A new Palestinian state could never be free as long as its neighbor, Israel, possesses nuclear weapons.
By Scott Ritter
Special to Consortium News
U.S. President Joe Biden declared in a televised address on Oct. 25 that, when it came to relations between Palestine and Israel, “There’s no going back to the status quo as it stood on October 6,” the day before Hamas launched its surprise attack on Israel, triggering Israel’s ongoing attack on Gaza.
Biden’s words echoed those of his secretary of state, Antony Blinken, who the day before told the United Nations Security Council there could be no peace in the Middle East without the Palestinian people “realizing their legitimate right to self-determination and a state of their own.”

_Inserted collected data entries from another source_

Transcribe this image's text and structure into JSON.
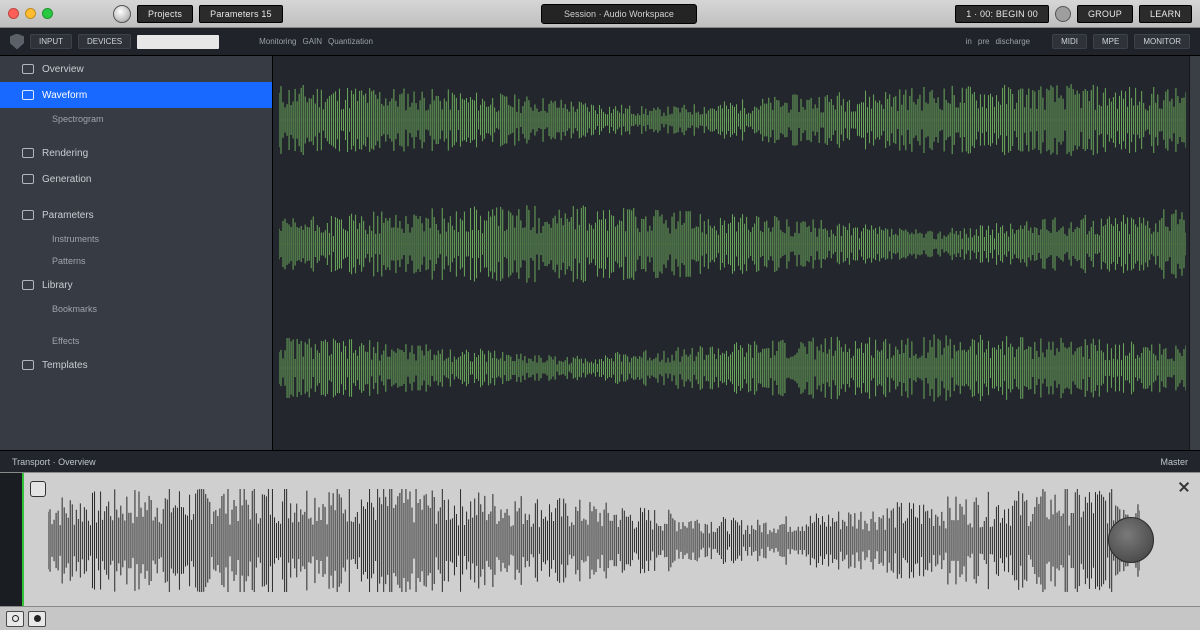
{
  "titlebar": {
    "primary_button": "Projects",
    "secondary_button": "Parameters  15",
    "center_title": "Session · Audio Workspace",
    "right_pill": "1 · 00:  BEGIN  00",
    "right_btn_a": "GROUP",
    "right_btn_b": "LEARN"
  },
  "toolbar": {
    "chip_a": "INPUT",
    "chip_b": "DEVICES",
    "search_value": "",
    "search_placeholder": "",
    "menu": [
      "Monitoring",
      "GAIN",
      "Quantization"
    ],
    "right_minis": [
      "in",
      "pre",
      "discharge"
    ],
    "right_btns": [
      "MIDI",
      "MPE",
      "MONITOR"
    ]
  },
  "sidebar": {
    "items": [
      {
        "label": "Overview",
        "kind": "row",
        "selected": false
      },
      {
        "label": "Waveform",
        "kind": "row",
        "selected": true
      },
      {
        "label": "Spectrogram",
        "kind": "sub"
      },
      {
        "label": "",
        "kind": "spacer"
      },
      {
        "label": "Rendering",
        "kind": "row"
      },
      {
        "label": "Generation",
        "kind": "row"
      },
      {
        "label": "",
        "kind": "spacer"
      },
      {
        "label": "Parameters",
        "kind": "row"
      },
      {
        "label": "Instruments",
        "kind": "sub"
      },
      {
        "label": "Patterns",
        "kind": "sub"
      },
      {
        "label": "Library",
        "kind": "row"
      },
      {
        "label": "Bookmarks",
        "kind": "sub"
      },
      {
        "label": "",
        "kind": "spacer"
      },
      {
        "label": "Effects",
        "kind": "sub"
      },
      {
        "label": "Templates",
        "kind": "row"
      }
    ]
  },
  "dock": {
    "header_left": "Transport · Overview",
    "header_right": "Master"
  },
  "colors": {
    "accent": "#1769ff",
    "wave_green": "#6fae5f",
    "activity_green": "#32c23a"
  }
}
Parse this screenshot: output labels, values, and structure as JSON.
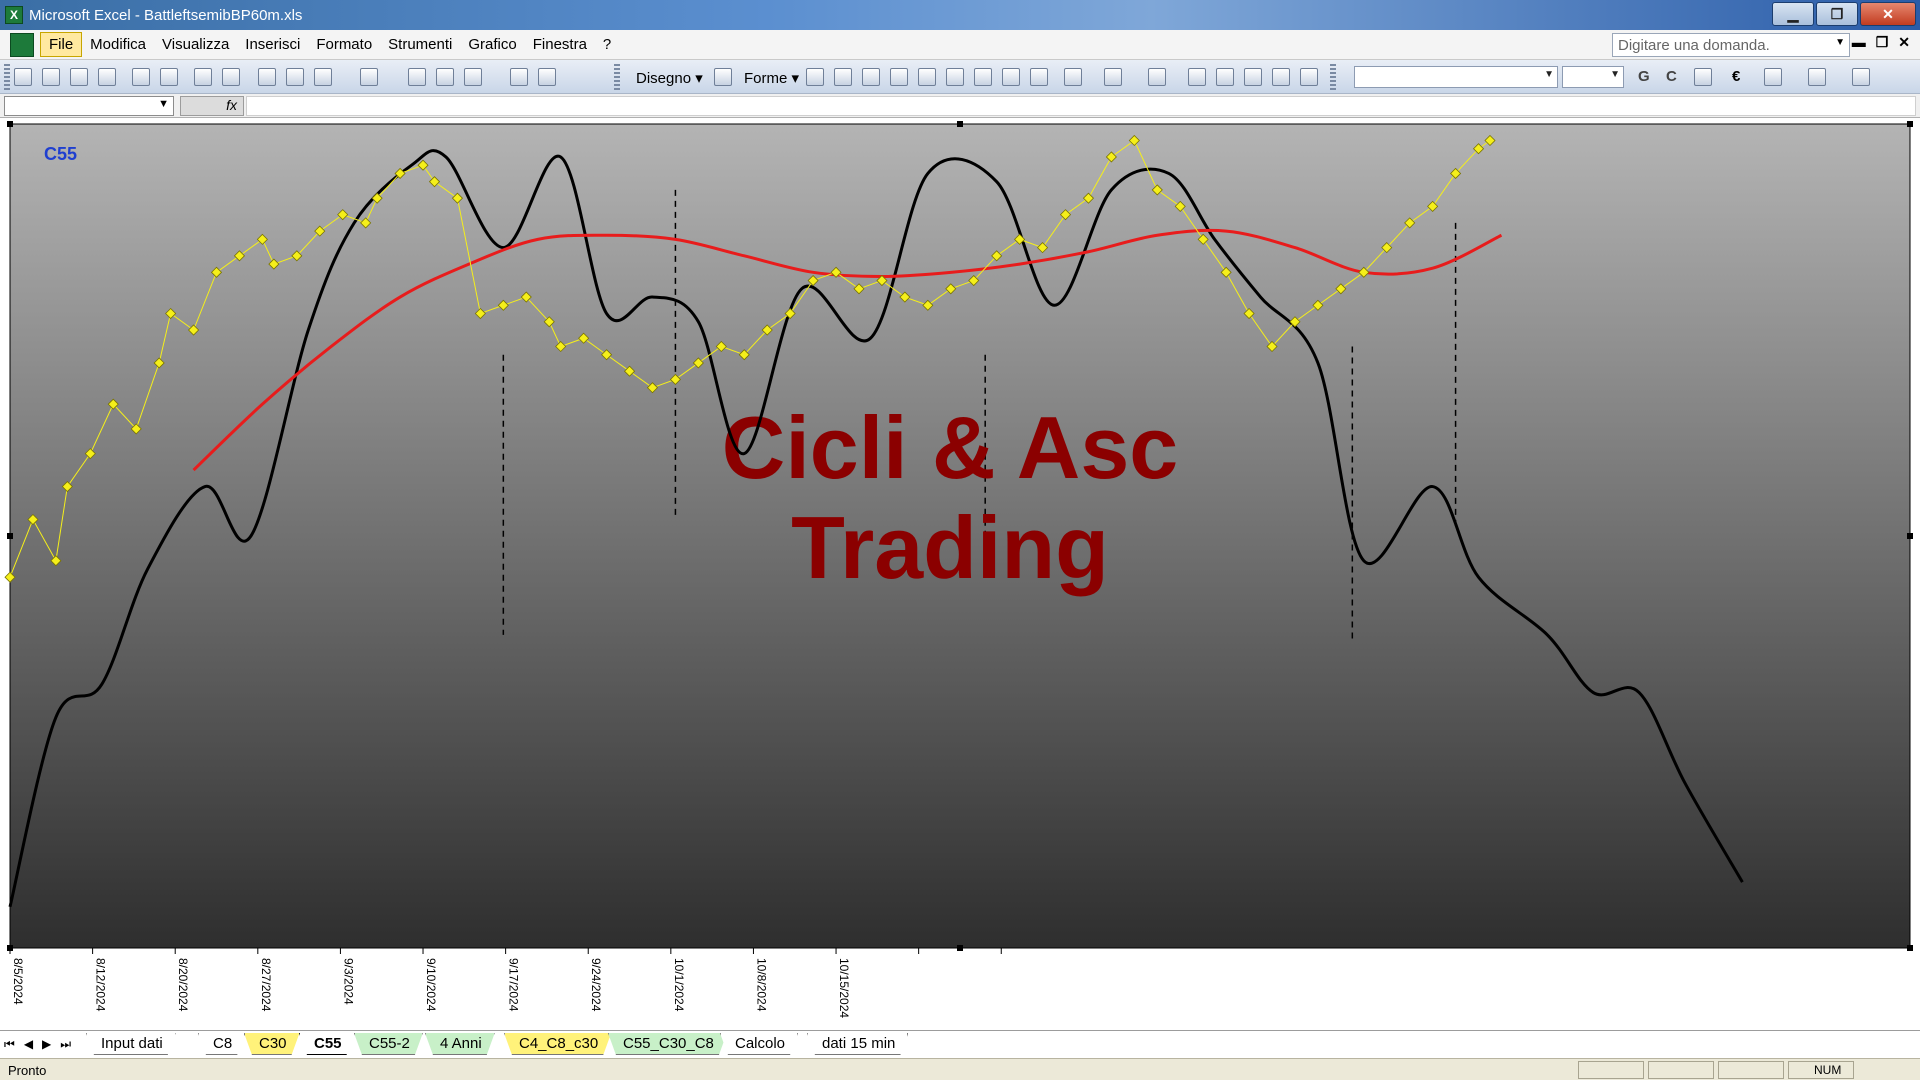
{
  "window": {
    "title": "Microsoft Excel - BattleftsemibBP60m.xls",
    "app_icon": "excel-icon",
    "minimize_label": "▁",
    "maximize_label": "❐",
    "close_label": "✕"
  },
  "menu": {
    "items": [
      "File",
      "Modifica",
      "Visualizza",
      "Inserisci",
      "Formato",
      "Strumenti",
      "Grafico",
      "Finestra",
      "?"
    ],
    "help_placeholder": "Digitare una domanda.",
    "doc_minimize": "▬",
    "doc_restore": "❐",
    "doc_close": "✕"
  },
  "toolbar": {
    "disegno_label": "Disegno ▾",
    "forme_label": "Forme ▾",
    "bold_label": "G",
    "italic_label": "C",
    "euro_label": "€"
  },
  "formula": {
    "fx_label": "fx"
  },
  "chart_data": {
    "type": "line",
    "title": "C55",
    "watermark": [
      "Cicli & Asc",
      "Trading"
    ],
    "colors": {
      "price": "#f5ef1a",
      "price_marker_border": "#7a7400",
      "moving_average": "#e81c1c",
      "cycle": "#000000",
      "watermark": "#8b0000",
      "title": "#1f3fd0",
      "background_top": "#b4b4b4",
      "background_bottom": "#2e2e2e"
    },
    "x_tick_labels": [
      "8/5/2024",
      "8/12/2024",
      "8/20/2024",
      "8/27/2024",
      "9/3/2024",
      "9/10/2024",
      "9/17/2024",
      "9/24/2024",
      "10/1/2024",
      "10/8/2024",
      "10/15/2024"
    ],
    "x_range_days": [
      0,
      129
    ],
    "y_range": [
      0,
      100
    ],
    "series": [
      {
        "marker": "diamond",
        "x": [
          0,
          2,
          4,
          5,
          7,
          9,
          11,
          13,
          14,
          16,
          18,
          20,
          22,
          23,
          25,
          27,
          29,
          31,
          32,
          34,
          36,
          37,
          39,
          41,
          43,
          45,
          47,
          48,
          50,
          52,
          54,
          56,
          58,
          60,
          62,
          64,
          66,
          68,
          70,
          72,
          74,
          76,
          78,
          80,
          82,
          84,
          86,
          88,
          90,
          92,
          94,
          96,
          98,
          100,
          102,
          104,
          106,
          108,
          110,
          112,
          114,
          116,
          118,
          120,
          122,
          124,
          126,
          128,
          129
        ],
        "values": [
          45,
          52,
          47,
          56,
          60,
          66,
          63,
          71,
          77,
          75,
          82,
          84,
          86,
          83,
          84,
          87,
          89,
          88,
          91,
          94,
          95,
          93,
          91,
          77,
          78,
          79,
          76,
          73,
          74,
          72,
          70,
          68,
          69,
          71,
          73,
          72,
          75,
          77,
          81,
          82,
          80,
          81,
          79,
          78,
          80,
          81,
          84,
          86,
          85,
          89,
          91,
          96,
          98,
          92,
          90,
          86,
          82,
          77,
          73,
          76,
          78,
          80,
          82,
          85,
          88,
          90,
          94,
          97,
          98
        ]
      },
      {
        "x": [
          16,
          22,
          28,
          34,
          40,
          46,
          52,
          58,
          64,
          70,
          76,
          82,
          88,
          94,
          100,
          106,
          112,
          118,
          124,
          130
        ],
        "values": [
          58,
          66,
          73,
          79,
          83,
          86,
          86.5,
          86,
          84,
          82,
          81.5,
          82,
          83,
          84.5,
          86.5,
          87,
          85,
          82,
          82.5,
          86.5
        ]
      },
      {
        "x": [
          0,
          4,
          8,
          12,
          17,
          21,
          26,
          30,
          35,
          38,
          43,
          48,
          52,
          56,
          60,
          64,
          69,
          75,
          80,
          86,
          91,
          96,
          101,
          105,
          109,
          114,
          118,
          124,
          128,
          134,
          138,
          142,
          146,
          151
        ],
        "values": [
          5,
          28,
          32,
          46,
          56,
          50,
          75,
          88,
          95,
          96,
          85,
          96,
          77,
          79,
          76,
          60,
          80,
          74,
          94,
          93,
          78,
          92,
          94,
          86,
          79,
          71,
          47,
          56,
          45,
          38,
          31,
          31,
          20,
          8
        ]
      }
    ],
    "cycle_x_extent_days": 151,
    "vertical_markers_days": [
      43,
      58,
      85,
      117,
      126
    ],
    "grid": false,
    "legend": "none"
  },
  "sheet_tabs": {
    "nav": [
      "⏮",
      "◀",
      "▶",
      "⏭"
    ],
    "tabs": [
      {
        "label": "Input dati",
        "color": "#ffffff",
        "active": false
      },
      {
        "label": "C8",
        "color": "#ffffff",
        "active": false
      },
      {
        "label": "C30",
        "color": "#fff27a",
        "active": false
      },
      {
        "label": "C55",
        "color": "#ffffff",
        "active": true
      },
      {
        "label": "C55-2",
        "color": "#c8f0c8",
        "active": false
      },
      {
        "label": "4 Anni",
        "color": "#c8f0c8",
        "active": false
      },
      {
        "label": "C4_C8_c30",
        "color": "#fff27a",
        "active": false
      },
      {
        "label": "C55_C30_C8",
        "color": "#c8f0c8",
        "active": false
      },
      {
        "label": "Calcolo",
        "color": "#ffffff",
        "active": false
      },
      {
        "label": "dati 15 min",
        "color": "#ffffff",
        "active": false
      }
    ]
  },
  "status": {
    "text": "Pronto",
    "num": "NUM"
  }
}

Blinken followed up this pronouncement on Nov. 3, declaring in a press conference that the U.S. was committed to a two-state solution for Israeli and Palestinian states. “The best viable path, indeed the only path, is through a two-state solution,” Blinken said. “The only way to end the cycle of violence once and for all.”
This White House has been expressing support for a two-state solution ever since Biden took office. Blinken had a hard time getting traction on this policy, however, while Israel struggled with forming a government after an extended period of political deadlock that witnessed four inconclusive elections (April 2019, September 2019, March 2020 and March 2021) in three years.
In November 2022 the Israelis went to the polls for a fifth time, and this time the veteran former-prime minister, Benjamin Netanyahu, was able to secure enough votes and political support to assemble a far-right governing coalition.